At the conclusion of the show I take my bows and then make my way to the back of the Church where it has become a tradition for me to greet and thank the audience, as though I had just delivered a stirring sermon to my flock on a Sunday morning.
When the hall has empties Liz and I hurry back to The Golden Goose, where the signing line has already formed. I change and make my way to the little desk in the back of the store, where Brittany is waiting to assist, as she has done for the last few years. As I sign, she takes pictures, opens books, chats to valued customers and generally keeps things moving.
The signing finishes in good time, and I change again, ready for a short break. We are taken out to supper by Jean, Peter and Joe, as has become traditional over the last few years. They are a delightful trio and we chat happily about all sorts of things, mainly recent films and television series, although we skirt the world political situation as well.

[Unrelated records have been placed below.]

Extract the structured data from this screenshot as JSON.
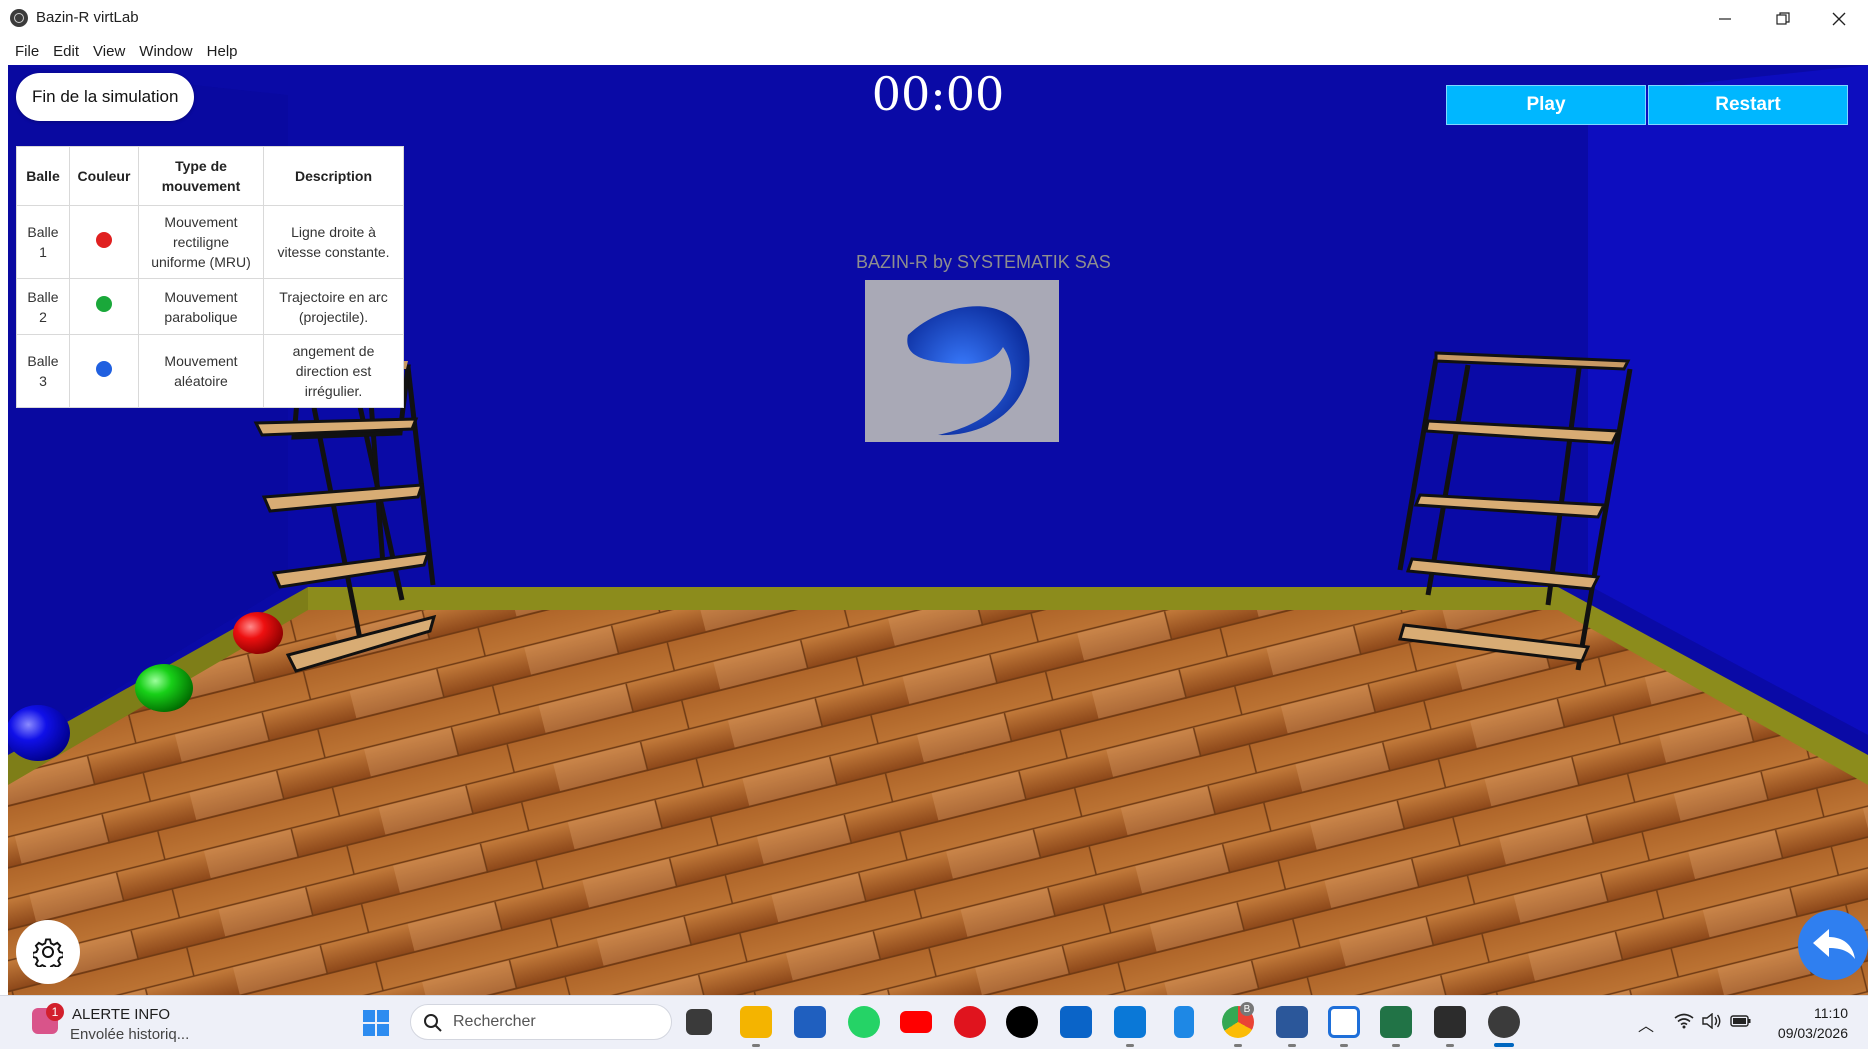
{
  "window": {
    "title": "Bazin-R virtLab"
  },
  "menu": [
    "File",
    "Edit",
    "View",
    "Window",
    "Help"
  ],
  "simulation": {
    "end_button": "Fin de la simulation",
    "timer": "00:00",
    "play_button": "Play",
    "restart_button": "Restart",
    "brand_text": "BAZIN-R by SYSTEMATIK SAS"
  },
  "table": {
    "headers": [
      "Balle",
      "Couleur",
      "Type de mouvement",
      "Description"
    ],
    "rows": [
      {
        "ball": "Balle 1",
        "color": "#e02020",
        "type": "Mouvement rectiligne uniforme (MRU)",
        "description": "Ligne droite à vitesse constante."
      },
      {
        "ball": "Balle 2",
        "color": "#1aa83a",
        "type": "Mouvement parabolique",
        "description": "Trajectoire en arc (projectile)."
      },
      {
        "ball": "Balle 3",
        "color": "#2060e0",
        "type": "Mouvement aléatoire",
        "description": "angement de direction est irrégulier."
      }
    ]
  },
  "taskbar": {
    "alert_badge": "1",
    "alert_title": "ALERTE INFO",
    "alert_subtitle": "Envolée historiq...",
    "search_placeholder": "Rechercher",
    "chrome_badge": "B",
    "time": "11:10",
    "date": "09/03/2026"
  },
  "colors": {
    "wall": "#0a0aa6",
    "baseboard": "#8a8a1a",
    "button_accent": "#00b7ff",
    "back_button": "#2f7ff0"
  }
}
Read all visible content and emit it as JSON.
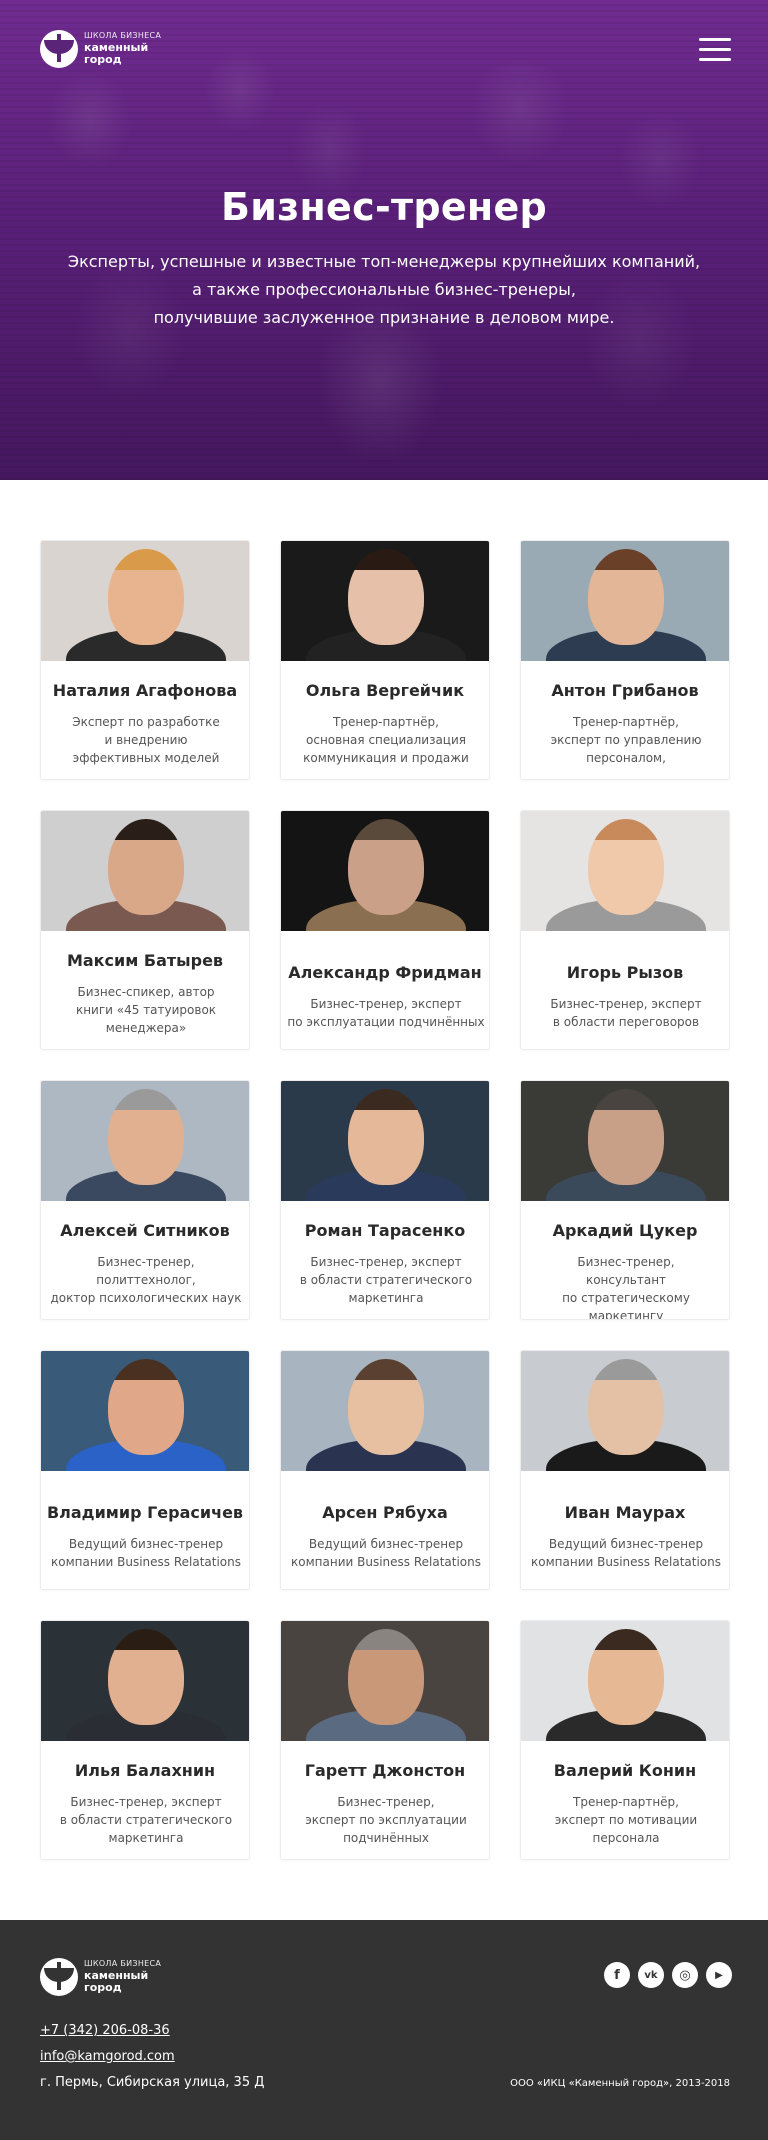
{
  "brand": {
    "small": "ШКОЛА БИЗНЕСА",
    "line1": "каменный",
    "line2": "город"
  },
  "hero": {
    "title": "Бизнес-тренер",
    "subtitle_lines": [
      "Эксперты, успешные и известные топ-менеджеры крупнейших компаний,",
      "а также профессиональные бизнес-тренеры,",
      "получившие заслуженное признание в деловом мире."
    ]
  },
  "trainers": [
    {
      "name": "Наталия Агафонова",
      "desc": [
        "Эксперт по разработке",
        "и внедрению",
        "эффективных моделей"
      ]
    },
    {
      "name": "Ольга Вергейчик",
      "desc": [
        "Тренер-партнёр,",
        "основная специализация",
        "коммуникация и продажи"
      ]
    },
    {
      "name": "Антон Грибанов",
      "desc": [
        "Тренер-партнёр,",
        "эксперт по управлению",
        "персоналом,"
      ]
    },
    {
      "name": "Максим Батырев",
      "desc": [
        "Бизнес-спикер, автор",
        "книги «45 татуировок",
        "менеджера»"
      ]
    },
    {
      "name": "Александр Фридман",
      "desc": [
        "Бизнес-тренер, эксперт",
        "по эксплуатации подчинённых"
      ]
    },
    {
      "name": "Игорь Рызов",
      "desc": [
        "Бизнес-тренер, эксперт",
        "в области переговоров"
      ]
    },
    {
      "name": "Алексей Ситников",
      "desc": [
        "Бизнес-тренер,",
        "политтехнолог,",
        "доктор психологических наук"
      ]
    },
    {
      "name": "Роман Тарасенко",
      "desc": [
        "Бизнес-тренер, эксперт",
        "в области стратегического",
        "маркетинга"
      ]
    },
    {
      "name": "Аркадий Цукер",
      "desc": [
        "Бизнес-тренер,",
        "консультант",
        "по стратегическому маркетингу"
      ]
    },
    {
      "name": "Владимир Герасичев",
      "desc": [
        "Ведущий бизнес-тренер",
        "компании Business Relatations"
      ]
    },
    {
      "name": "Арсен Рябуха",
      "desc": [
        "Ведущий бизнес-тренер",
        "компании Business Relatations"
      ]
    },
    {
      "name": "Иван Маурах",
      "desc": [
        "Ведущий бизнес-тренер",
        "компании Business Relatations"
      ]
    },
    {
      "name": "Илья Балахнин",
      "desc": [
        "Бизнес-тренер, эксперт",
        "в области стратегического",
        "маркетинга"
      ]
    },
    {
      "name": "Гаретт Джонстон",
      "desc": [
        "Бизнес-тренер,",
        "эксперт по эксплуатации",
        "подчинённых"
      ]
    },
    {
      "name": "Валерий Конин",
      "desc": [
        "Тренер-партнёр,",
        "эксперт по мотивации",
        "персонала"
      ]
    }
  ],
  "photo_styles": [
    {
      "bg": "#d9d4d0",
      "head": "#e8b48f",
      "hair": "#d99a4a",
      "body": "#2a2a2a"
    },
    {
      "bg": "#1a1a1a",
      "head": "#e6c0a8",
      "hair": "#2a1a14",
      "body": "#222222"
    },
    {
      "bg": "#9aaab5",
      "head": "#e2b696",
      "hair": "#6a4028",
      "body": "#2e3c52"
    },
    {
      "bg": "#cfcfcf",
      "head": "#d8a888",
      "hair": "#2a1e18",
      "body": "#7a5a50"
    },
    {
      "bg": "#141414",
      "head": "#caa088",
      "hair": "#5a4a3c",
      "body": "#8a7050"
    },
    {
      "bg": "#e6e4e2",
      "head": "#f0c8aa",
      "hair": "#c88a5a",
      "body": "#9a9a9a"
    },
    {
      "bg": "#aeb8c2",
      "head": "#e0b090",
      "hair": "#9a9a9a",
      "body": "#3a4860"
    },
    {
      "bg": "#2a3a4a",
      "head": "#e4b898",
      "hair": "#3a2a20",
      "body": "#2a3a5a"
    },
    {
      "bg": "#3a3a36",
      "head": "#c8a088",
      "hair": "#4a4440",
      "body": "#3a4a5a"
    },
    {
      "bg": "#3a5a7a",
      "head": "#e0a888",
      "hair": "#4a3020",
      "body": "#2a62c8"
    },
    {
      "bg": "#a8b4c0",
      "head": "#e6c0a0",
      "hair": "#5a4030",
      "body": "#2a3450"
    },
    {
      "bg": "#c8ccd0",
      "head": "#e4c0a4",
      "hair": "#9a9a9a",
      "body": "#1a1a1a"
    },
    {
      "bg": "#2a3238",
      "head": "#e0b090",
      "hair": "#2a1e14",
      "body": "#2a2e34"
    },
    {
      "bg": "#4a4440",
      "head": "#c89878",
      "hair": "#8a8480",
      "body": "#5a6a80"
    },
    {
      "bg": "#e0e2e4",
      "head": "#e6b894",
      "hair": "#3a2a20",
      "body": "#2a2a2a"
    }
  ],
  "footer": {
    "brand": {
      "small": "ШКОЛА БИЗНЕСА",
      "line1": "каменный",
      "line2": "город"
    },
    "phone": "+7 (342) 206-08-36",
    "email": "info@kamgorod.com",
    "address": "г. Пермь, Сибирская улица, 35 Д",
    "copyright": "ООО «ИКЦ «Каменный город», 2013-2018",
    "social": [
      {
        "name": "facebook",
        "glyph": "f"
      },
      {
        "name": "vk",
        "glyph": "vk"
      },
      {
        "name": "instagram",
        "glyph": "◎"
      },
      {
        "name": "youtube",
        "glyph": "▶"
      }
    ]
  }
}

Time passes all too quickly, and I have to get ready for the evening show. I get changed and just before 6 head back to the Church, where the audience is waiting patiently. It is not quite full yet, as there has been a major accident on the I-95 and some guests are delayed in the resulting traffic jams.

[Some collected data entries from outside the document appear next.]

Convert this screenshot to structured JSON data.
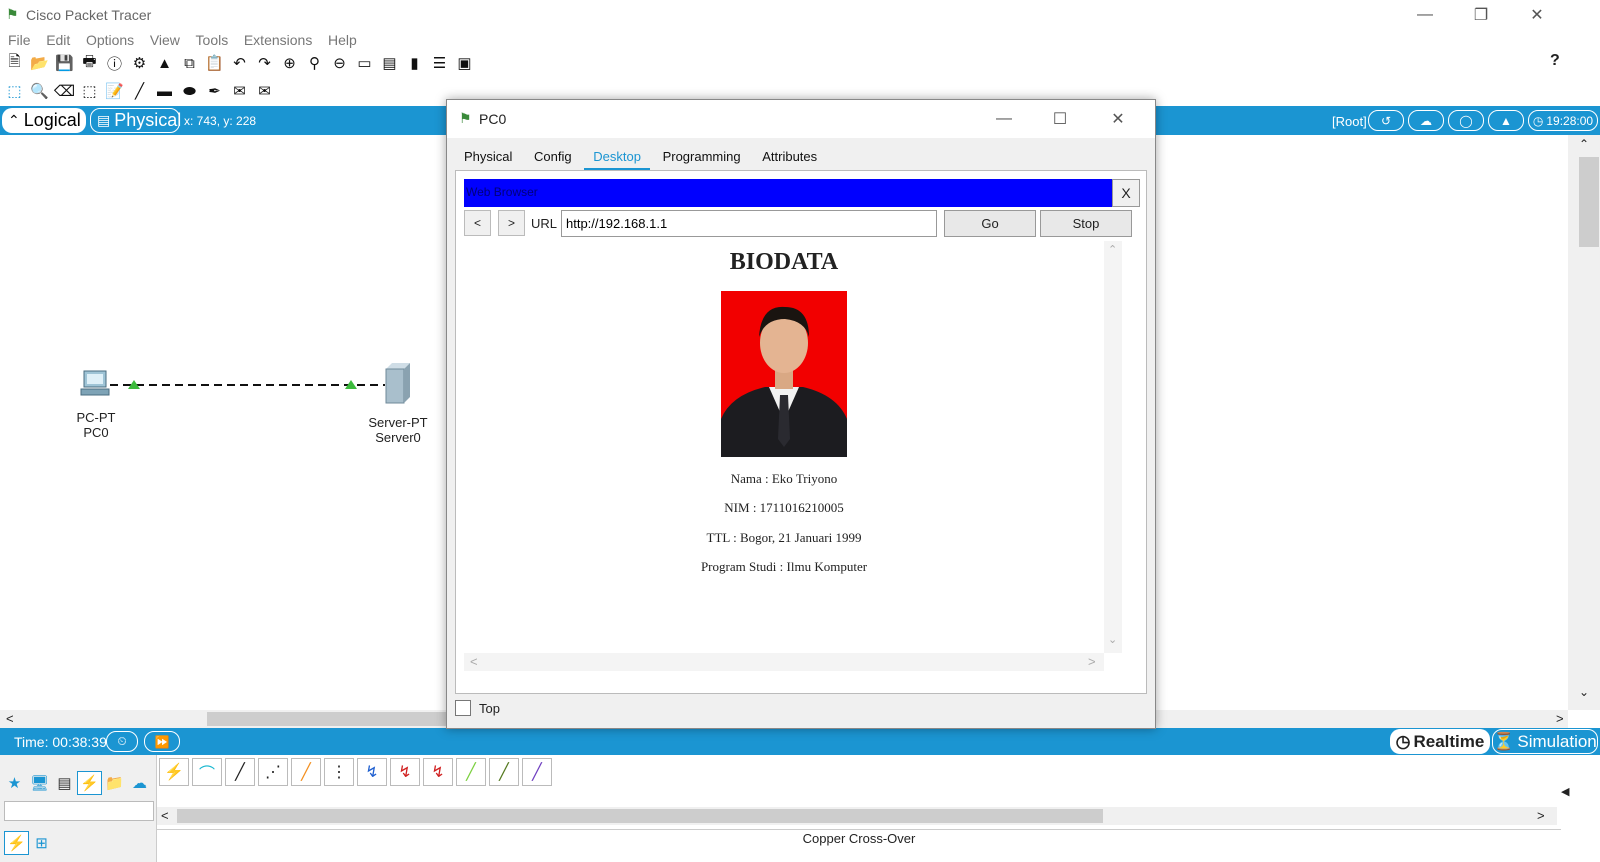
{
  "window": {
    "title": "Cisco Packet Tracer"
  },
  "menu": [
    "File",
    "Edit",
    "Options",
    "View",
    "Tools",
    "Extensions",
    "Help"
  ],
  "help_label": "?",
  "modes": {
    "logical": "Logical",
    "physical": "Physical",
    "coords": "x: 743, y: 228"
  },
  "root_label": "[Root]",
  "clock": "19:28:00",
  "devices": [
    {
      "type": "PC-PT",
      "name": "PC0"
    },
    {
      "type": "Server-PT",
      "name": "Server0"
    }
  ],
  "time_label": "Time: 00:38:39",
  "realtime": "Realtime",
  "simulation": "Simulation",
  "status": "Copper Cross-Over",
  "dialog": {
    "title": "PC0",
    "tabs": [
      "Physical",
      "Config",
      "Desktop",
      "Programming",
      "Attributes"
    ],
    "active_tab": "Desktop",
    "browser": {
      "title": "Web Browser",
      "close": "X",
      "back": "<",
      "forward": ">",
      "url_label": "URL",
      "url": "http://192.168.1.1",
      "go": "Go",
      "stop": "Stop"
    },
    "page": {
      "heading": "BIODATA",
      "lines": [
        "Nama : Eko Triyono",
        "NIM : 1711016210005",
        "TTL : Bogor, 21 Januari 1999",
        "Program Studi : Ilmu Komputer"
      ]
    },
    "top_label": "Top"
  },
  "colors": {
    "accent": "#1b95d2",
    "browser_bar": "#0000ff",
    "photo_bg": "#f20000"
  }
}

As LaVerne is making her introductions a gentleman arrives and whispers: ‘Mr Dickens, I understand that the restrooms are behind the stage, and I am going to need to follow you to the front, I don’t want to disrupt you, though.’ That is fine, but of course he will also need to return from the restroom also, so I will have to be aware that he will appear at some stage during the first passages.
We both make our way to the front, I begin and he disappears down the stairs. As I describe Scrooge I watch for my friend’s appearance, and as he comes up the staircase I move to the other side of the hall, taking the audience’s eyes with me, letting him return to his seat with minimum of embarrassment.

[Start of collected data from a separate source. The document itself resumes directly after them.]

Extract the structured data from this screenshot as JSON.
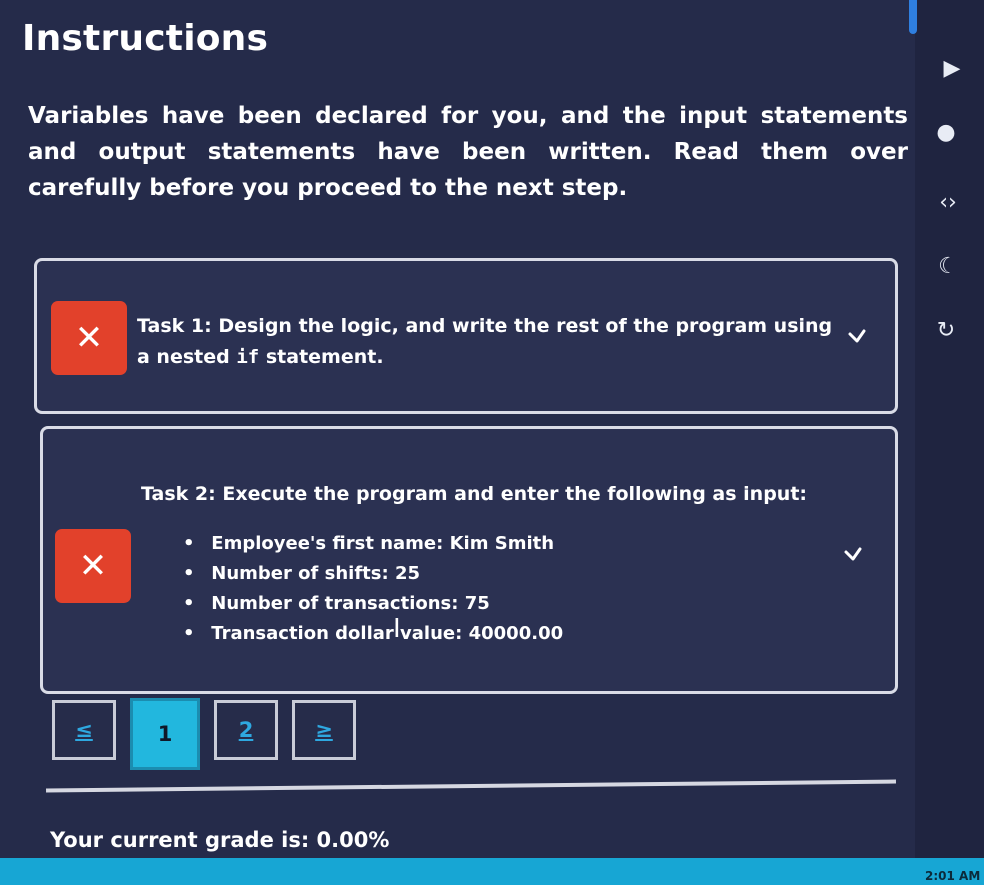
{
  "panel": {
    "title": "Instructions",
    "intro": "Variables have been declared for you, and the input statements and output statements have been written. Read them over carefully before you proceed to the next step."
  },
  "tasks": [
    {
      "status_icon": "close-icon",
      "status_glyph": "✕",
      "label": "Task 1:",
      "text_before": "Design the logic, and write the rest of the program using a nested",
      "code": "if",
      "text_after": "statement.",
      "expand_icon": "chevron-down-icon"
    },
    {
      "status_icon": "close-icon",
      "status_glyph": "✕",
      "label": "Task 2:",
      "text": "Execute the program and enter the following as input:",
      "items": [
        {
          "label": "Employee's first name:",
          "value": "Kim Smith"
        },
        {
          "label": "Number of shifts:",
          "value": "25"
        },
        {
          "label": "Number of transactions:",
          "value": "75"
        },
        {
          "label": "Transaction dollar value:",
          "value": "40000.00"
        }
      ],
      "expand_icon": "chevron-down-icon"
    }
  ],
  "pagination": {
    "prev": "≤",
    "pages": [
      "1",
      "2"
    ],
    "current": "1",
    "next": "≥"
  },
  "grade": {
    "label": "Your current grade is:",
    "value": "0.00%"
  },
  "taskbar": {
    "time": "2:01 AM"
  },
  "colors": {
    "background": "#252b4a",
    "error": "#e2412b",
    "active_page": "#22b7de",
    "link": "#2ea8e0"
  }
}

Everything runs smoothly, and the show is another very good one, there is always such a warm and friendly atmosphere in Ebenezer and it is a pleasure to perform here. Once more I greet the audience at the end, which include some of the cast of a local high school production of A Christmas Carol, who present me with a t-shirt from their show, and I chat to ‘Scrooge’ about playing the great man.
The evening signing line is shorter, and Brittany marshals everyone through with great efficiency, and soon my time at The Golden Goose is finished for another year. I change and make sure that I have everything packed, before we say our goodbyes to Pat, LaVerne and the rest of the team. Pat and LaVerne embody the message of A Christmas Carol, in that they are proof that you can be successful business folk without resorting to hard-nosed, mean-spirited, sharp practices. They are a couple of modern-day Scrooges in the way that he should be thought of!
Liz and I decide to have a bite of dessert in Maddigan’s bar, and share a thick creamy slice of Key Lime pie, before driving back to the hotel. Another day finished, another venue gone – there are only two more left now and tomorrow we will drive into the luxury of Williamsburg.